Roll one attack. If it crits, move one step in the positive direction (you gain two attacks to roll, but you used up one). If it misses or otherwise fails to crit, move one step in the negative direction (you lose one attack).

It's a random walk. The proofs I've seen suggest a biased random walk does not have a 100% probability of crossing each value (in this case 0), analogizing from a biased gambler's ruin proof.

To respond to Kalirren:
Edit: Cleaned up my post,
First: The Ap^2 term is clever, but I'm not sure the Bp term is right. Shouldn't it just be B (failing to confirm is just as bad as missing outright)?

Second: I've convinced myself that if anything, the p=1 must be the extraneous root.
Simple proof: Set A=1, B and C to 0.
This simulates the build that never misses, always crits, and always generates double attacks. I think everyone in the thread would agree this hypothetical build is capable of infinite hits.
p = Ap^2 + B + C
Still has p=1 as a root, which of course makes no sense.

The reason p=1 exists as a root is because the roots of the equation aren't the "answer" to what p is in the system modelled, they only represent values of p that are consistent with the model. In other words, the 'right' value of p must be consistent with the model, but not all values that are consistent are 'right'.

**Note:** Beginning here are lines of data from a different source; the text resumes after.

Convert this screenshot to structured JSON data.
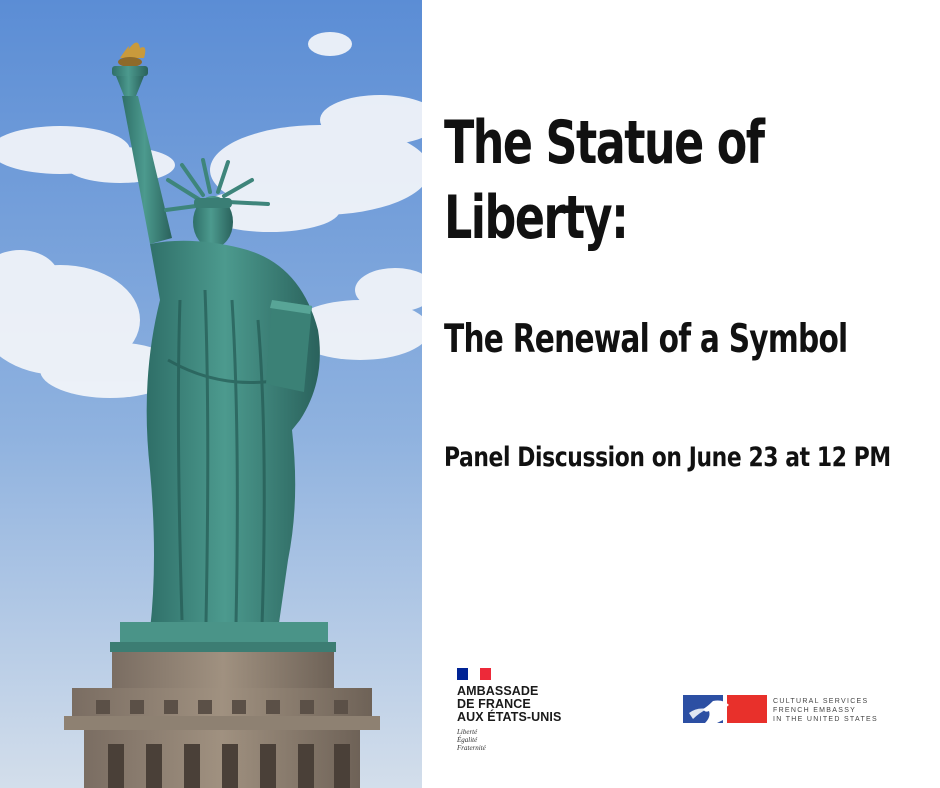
{
  "poster": {
    "title_line1": "The Statue of",
    "title_line2": "Liberty:",
    "subtitle": "The Renewal of a Symbol",
    "event": "Panel Discussion on June 23 at 12 PM"
  },
  "photo": {
    "subject": "statue-of-liberty-photo",
    "sky_top": "#5c8ed6",
    "sky_bottom": "#cfdcea",
    "statue_color": "#3f8a80",
    "pedestal_color": "#8a7d70"
  },
  "logos": {
    "embassy": {
      "lines": [
        "AMBASSADE",
        "DE FRANCE",
        "AUX ÉTATS-UNIS"
      ],
      "motto": [
        "Liberté",
        "Égalité",
        "Fraternité"
      ],
      "flag_colors": [
        "#002395",
        "#ffffff",
        "#ed2939"
      ]
    },
    "cultural_services": {
      "lines": [
        "CULTURAL SERVICES",
        "FRENCH EMBASSY",
        "IN THE UNITED STATES"
      ],
      "colors": [
        "#2c4fa3",
        "#e8302b"
      ]
    }
  }
}
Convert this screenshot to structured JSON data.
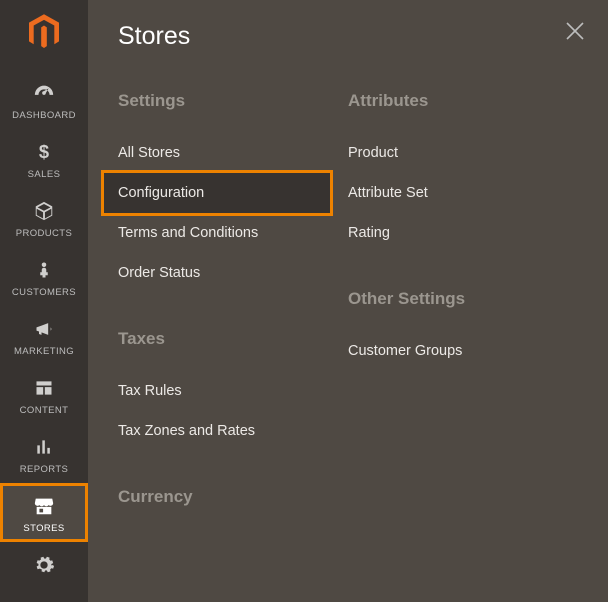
{
  "panel_title": "Stores",
  "sidebar": {
    "items": [
      {
        "label": "DASHBOARD",
        "icon": "gauge-icon"
      },
      {
        "label": "SALES",
        "icon": "dollar-icon"
      },
      {
        "label": "PRODUCTS",
        "icon": "box-icon"
      },
      {
        "label": "CUSTOMERS",
        "icon": "person-icon"
      },
      {
        "label": "MARKETING",
        "icon": "megaphone-icon"
      },
      {
        "label": "CONTENT",
        "icon": "layout-icon"
      },
      {
        "label": "REPORTS",
        "icon": "bar-chart-icon"
      },
      {
        "label": "STORES",
        "icon": "store-icon"
      }
    ],
    "active_index": 7,
    "highlight_index": 7
  },
  "groups": {
    "left": [
      {
        "heading": "Settings",
        "items": [
          "All Stores",
          "Configuration",
          "Terms and Conditions",
          "Order Status"
        ],
        "highlight_index": 1
      },
      {
        "heading": "Taxes",
        "items": [
          "Tax Rules",
          "Tax Zones and Rates"
        ]
      },
      {
        "heading": "Currency",
        "items": []
      }
    ],
    "right": [
      {
        "heading": "Attributes",
        "items": [
          "Product",
          "Attribute Set",
          "Rating"
        ]
      },
      {
        "heading": "Other Settings",
        "items": [
          "Customer Groups"
        ]
      }
    ]
  },
  "colors": {
    "accent": "#ed8200",
    "panel": "#4f4943",
    "sidebar": "#373330"
  }
}
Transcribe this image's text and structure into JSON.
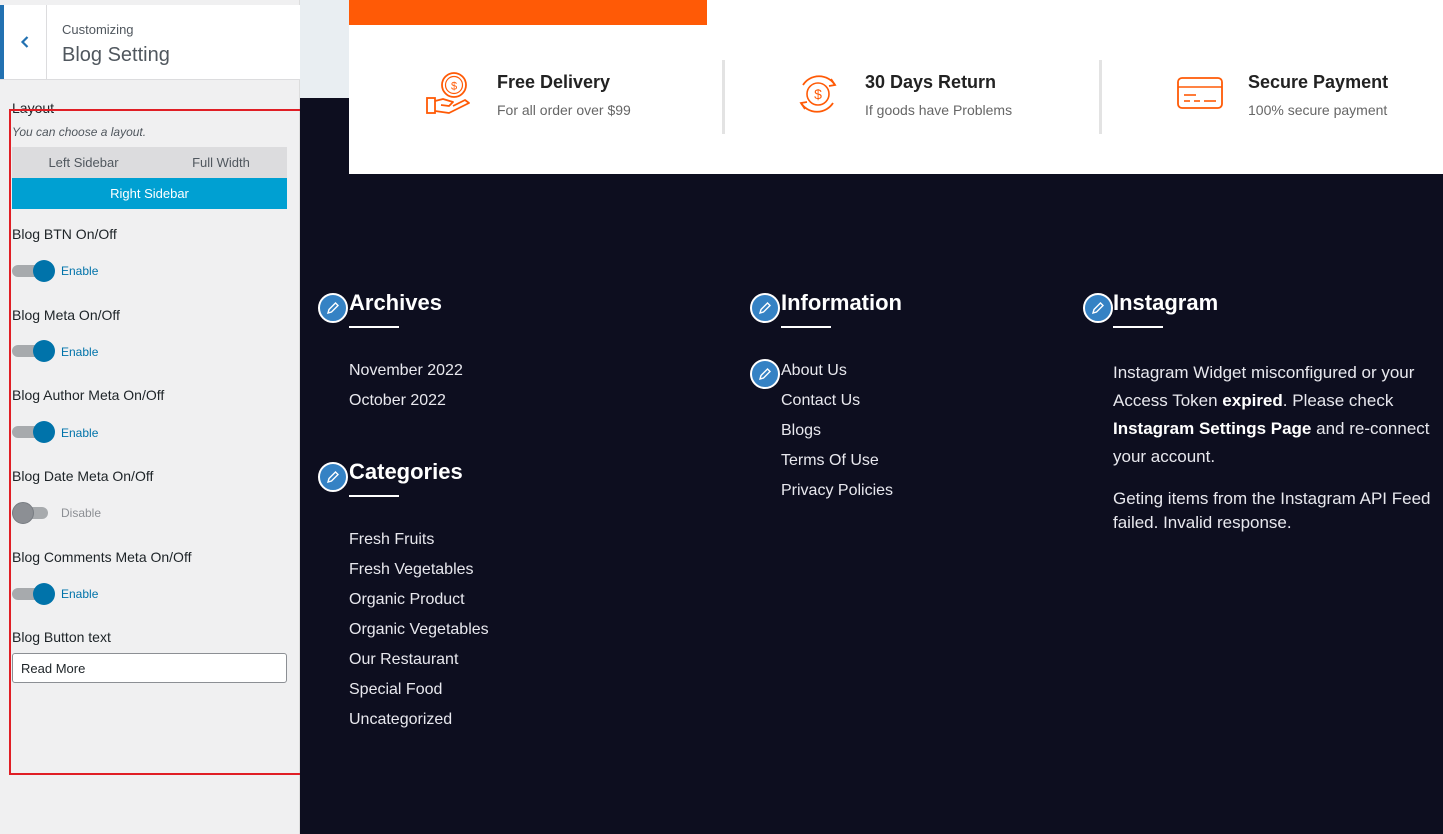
{
  "customizer": {
    "subtitle": "Customizing",
    "title": "Blog Setting",
    "layout": {
      "label": "Layout",
      "description": "You can choose a layout.",
      "options": [
        "Left Sidebar",
        "Full Width",
        "Right Sidebar"
      ],
      "selected": "Right Sidebar"
    },
    "toggles": [
      {
        "label": "Blog BTN On/Off",
        "state": "Enable",
        "on": true
      },
      {
        "label": "Blog Meta On/Off",
        "state": "Enable",
        "on": true
      },
      {
        "label": "Blog Author Meta On/Off",
        "state": "Enable",
        "on": true
      },
      {
        "label": "Blog Date Meta On/Off",
        "state": "Disable",
        "on": false
      },
      {
        "label": "Blog Comments Meta On/Off",
        "state": "Enable",
        "on": true
      }
    ],
    "button_text": {
      "label": "Blog Button text",
      "value": "Read More"
    }
  },
  "features": [
    {
      "title": "Free Delivery",
      "subtitle": "For all order over $99",
      "icon": "hand-money-icon"
    },
    {
      "title": "30 Days Return",
      "subtitle": "If goods have Problems",
      "icon": "money-return-icon"
    },
    {
      "title": "Secure Payment",
      "subtitle": "100% secure payment",
      "icon": "credit-card-icon"
    }
  ],
  "footer": {
    "archives": {
      "title": "Archives",
      "items": [
        "November 2022",
        "October 2022"
      ]
    },
    "categories": {
      "title": "Categories",
      "items": [
        "Fresh Fruits",
        "Fresh Vegetables",
        "Organic Product",
        "Organic Vegetables",
        "Our Restaurant",
        "Special Food",
        "Uncategorized"
      ]
    },
    "information": {
      "title": "Information",
      "items": [
        "About Us",
        "Contact Us",
        "Blogs",
        "Terms Of Use",
        "Privacy Policies"
      ]
    },
    "instagram": {
      "title": "Instagram",
      "msg_part1": "Instagram Widget misconfigured or your Access Token ",
      "msg_bold1": "expired",
      "msg_part2": ". Please check ",
      "msg_bold2": "Instagram Settings Page",
      "msg_part3": " and re-connect your account.",
      "error": "Geting items from the Instagram API Feed failed. Invalid response."
    }
  },
  "colors": {
    "accent_orange": "#ff5a06",
    "wp_blue": "#0073aa",
    "layout_selected": "#00a0d2",
    "footer_bg": "#0d0e1f",
    "highlight": "#e01e25"
  }
}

The reason p=1 is consistent with a model that never misses is because the model is calculating p in a circular fashion. It's a very clever method of course (I wish I had thought of it first), but the circularity is the flaw.
I'm fairly certain the non p=1 root does represent the "answer" simply because the quadratic can only have two roots, and if one is logically unsound, it other must be right.

Edit 2:
Sigh. Threads like this make me wish I continued to pursue mathematics instead of going into law. Math is fun.